I was reminded of the war this past Sunday while lectoring at Mass. Of the six prayers listed that I was to read the third one was a prayer for the safety of our troops and an end to the war. When I reached this prayer and locked on to the 2000 figure (it's now at 2,025) of soldiers that died, I momentarily froze and found it hard to continue. It was almost as if someone was telling me that I had forgotten about them. I’ve read and heard this prayer more than a hundred and fifty times but Sunday morning it seemed to have a different meaning for me. Since then, I started questioning as to why we only pray for our dead. What about all the innocent men, women and children that have died in Iraq? Estimates that have recently been released puts this figure at over 25, 000. Aren’t they also our brothers and sisters? Wednesday is the Commemoration of All the Faithful Departed (All Souls Day), let us remember ALL who have died and pray for them and their loved ones.

The other prominent news story that weaves with the war on terror story is the indictment of “Scooter” Libby, Vice President Dick Cheney’s go to guy. Libby was one of the key architects in building the White House's case for going to war against Iraq. Now it seems he’s being fingered for outing the name of a covert CIA officer (Valerie Plame) after her husband questioned publicly one of the central justifications for the war in Iraq.

The more I read of this story the more I keep asking myself, why did President Bush put our troops in harm’s way? Also unanswered is the specific question that led to the appointment of Patrick Fitzgerald as a special prosecutor two years ago, namely who gave Plame's name to the conservative columnist Robert Novak, whose column of July 14, 2003, named her as a CIA agent. Plame's husband, a career diplomat, Joseph Wilson 4th, went to Niger in 2002 at the request of the CIA to investigate allegations that Iraq tried to buy uranium to make a nuclear bomb. Wilson reported back that the uranium story was unfounded. But Vice President Dick Cheney's team kept on pushing the claim, which was included in President George W. Bush's State of the Union speech in 2003. Wilson then went public with his information.

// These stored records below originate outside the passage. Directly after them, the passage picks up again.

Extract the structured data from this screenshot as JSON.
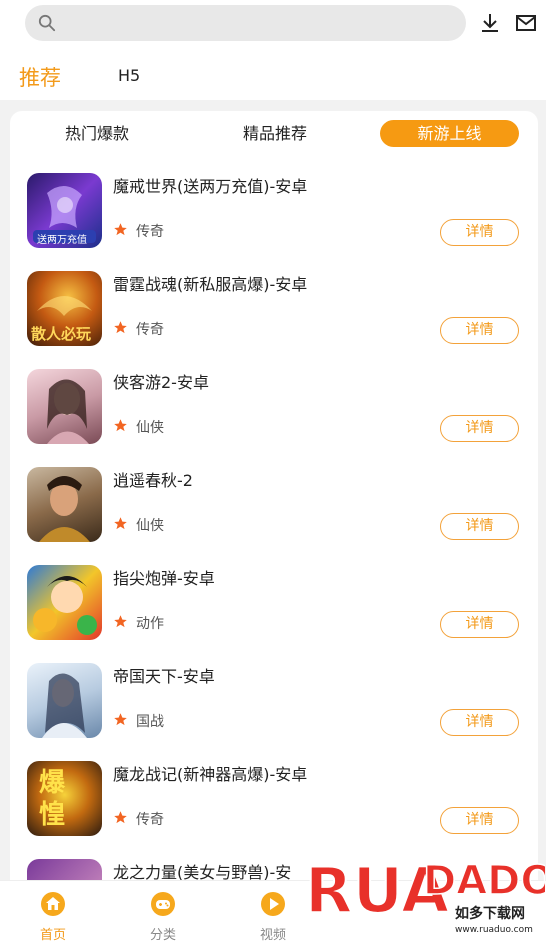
{
  "search": {
    "value": "",
    "placeholder": ""
  },
  "header_icons": [
    "download-icon",
    "mail-icon"
  ],
  "channels": [
    {
      "label": "推荐",
      "active": true
    },
    {
      "label": "H5",
      "active": false
    }
  ],
  "segments": [
    {
      "label": "热门爆款",
      "active": false
    },
    {
      "label": "精品推荐",
      "active": false
    },
    {
      "label": "新游上线",
      "active": true
    }
  ],
  "games": [
    {
      "name": "魔戒世界(送两万充值)-安卓",
      "category": "传奇",
      "button": "详情",
      "thumb_text": "送两万充值"
    },
    {
      "name": "雷霆战魂(新私服高爆)-安卓",
      "category": "传奇",
      "button": "详情",
      "thumb_text": "散人必玩"
    },
    {
      "name": "侠客游2-安卓",
      "category": "仙侠",
      "button": "详情",
      "thumb_text": ""
    },
    {
      "name": "逍遥春秋-2",
      "category": "仙侠",
      "button": "详情",
      "thumb_text": ""
    },
    {
      "name": "指尖炮弹-安卓",
      "category": "动作",
      "button": "详情",
      "thumb_text": ""
    },
    {
      "name": "帝国天下-安卓",
      "category": "国战",
      "button": "详情",
      "thumb_text": ""
    },
    {
      "name": "魔龙战记(新神器高爆)-安卓",
      "category": "传奇",
      "button": "详情",
      "thumb_text": "爆惶"
    },
    {
      "name": "龙之力量(美女与野兽)-安",
      "category": "",
      "button": "",
      "thumb_text": ""
    }
  ],
  "bottom_nav": [
    {
      "label": "首页",
      "icon": "home-icon",
      "active": true
    },
    {
      "label": "分类",
      "icon": "gamepad-icon",
      "active": false
    },
    {
      "label": "视频",
      "icon": "play-icon",
      "active": false
    }
  ],
  "watermark": {
    "brand": "RUADADO",
    "cn": "如多下载网",
    "url": "www.ruaduo.com"
  },
  "colors": {
    "accent": "#f39a1a",
    "page_bg": "#f2f2f2",
    "star": "#f26522"
  }
}
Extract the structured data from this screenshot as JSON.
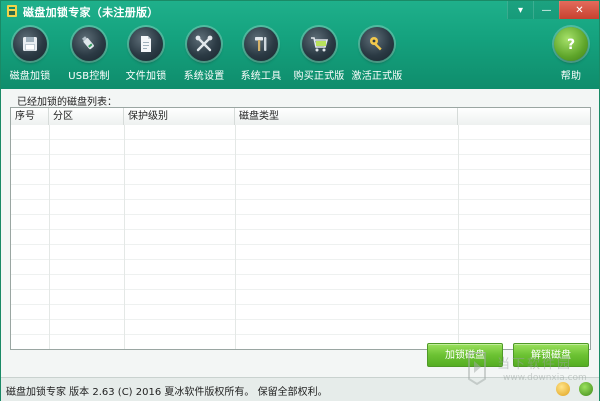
{
  "window": {
    "title": "磁盘加锁专家（未注册版）",
    "controls": {
      "menu": "▾",
      "minimize": "—",
      "close": "✕"
    }
  },
  "toolbar": {
    "items": [
      {
        "label": "磁盘加锁",
        "icon": "floppy-disk-icon"
      },
      {
        "label": "USB控制",
        "icon": "usb-drive-icon"
      },
      {
        "label": "文件加锁",
        "icon": "document-lock-icon"
      },
      {
        "label": "系统设置",
        "icon": "tools-icon"
      },
      {
        "label": "系统工具",
        "icon": "hammer-wrench-icon"
      },
      {
        "label": "购买正式版",
        "icon": "shopping-cart-icon"
      },
      {
        "label": "激活正式版",
        "icon": "key-icon"
      },
      {
        "label": "帮助",
        "icon": "help-icon"
      }
    ]
  },
  "list": {
    "caption": "已经加锁的磁盘列表：",
    "columns": [
      "序号",
      "分区",
      "保护级别",
      "磁盘类型",
      ""
    ],
    "rows": []
  },
  "buttons": {
    "lock": "加锁磁盘",
    "unlock": "解锁磁盘"
  },
  "status": {
    "text": "磁盘加锁专家 版本 2.63 (C) 2016 夏冰软件版权所有。 保留全部权利。"
  },
  "watermark": {
    "brand": "当下软件园",
    "url": "www.downxia.com"
  },
  "colors": {
    "header": "#15a37f",
    "button": "#6cc233",
    "accent": "#1a8a66"
  }
}
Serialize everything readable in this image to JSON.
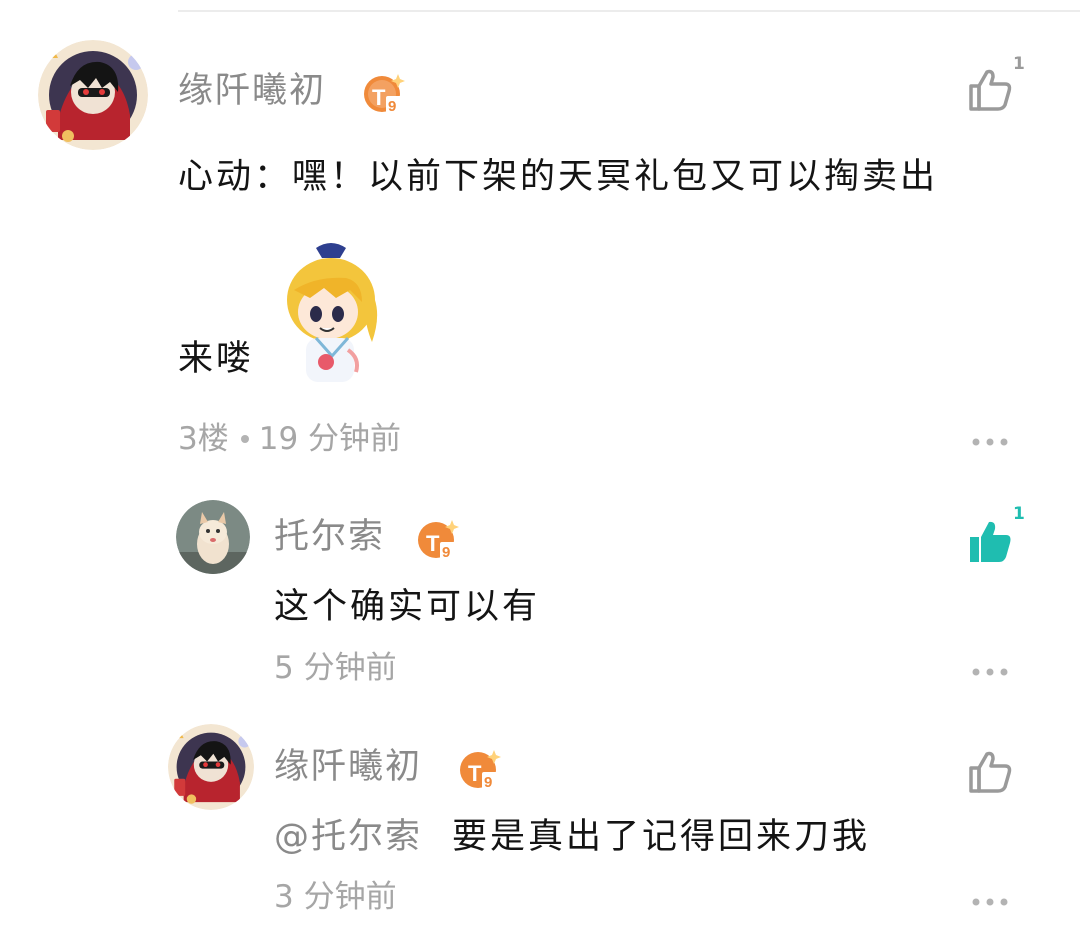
{
  "colors": {
    "accent": "#1fbdb0",
    "muted": "#8a8a8a",
    "badge": "#f08a3a"
  },
  "comments": [
    {
      "username": "缘阡曦初",
      "badge": "T9",
      "text_line1": "心动：嘿！以前下架的天冥礼包又可以掏卖出",
      "text_line2": "来喽",
      "sticker": "anime-girl-sticker",
      "floor": "3楼",
      "time": "19 分钟前",
      "like_count": "1",
      "liked": false
    }
  ],
  "replies": [
    {
      "username": "托尔索",
      "badge": "T9",
      "text": "这个确实可以有",
      "time": "5 分钟前",
      "like_count": "1",
      "liked": true
    },
    {
      "username": "缘阡曦初",
      "badge": "T9",
      "mention": "@托尔索",
      "text": "要是真出了记得回来刀我",
      "time": "3 分钟前",
      "like_count": "",
      "liked": false
    }
  ]
}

Unless I’m naïve, it’s evident that Joe Wilson was a fly in Cheney’s soup and decided to take care of him by exposing his wife and discrediting the information provided by the CIA. It’s also evident that there were no weapons of mass destruction in Iraq, so why were Americans and the world told that these weapons existed? I’m still waiting for Congress to give me an answer to as why are we at war. And who is responsible for all this senseless loss of life.

I don’t know about you, but how can anyone not think of the 2,025 young men and women that lost their lives at the hands of an administration that won’t give you a valid reason. Why are we still there? To lose more lives?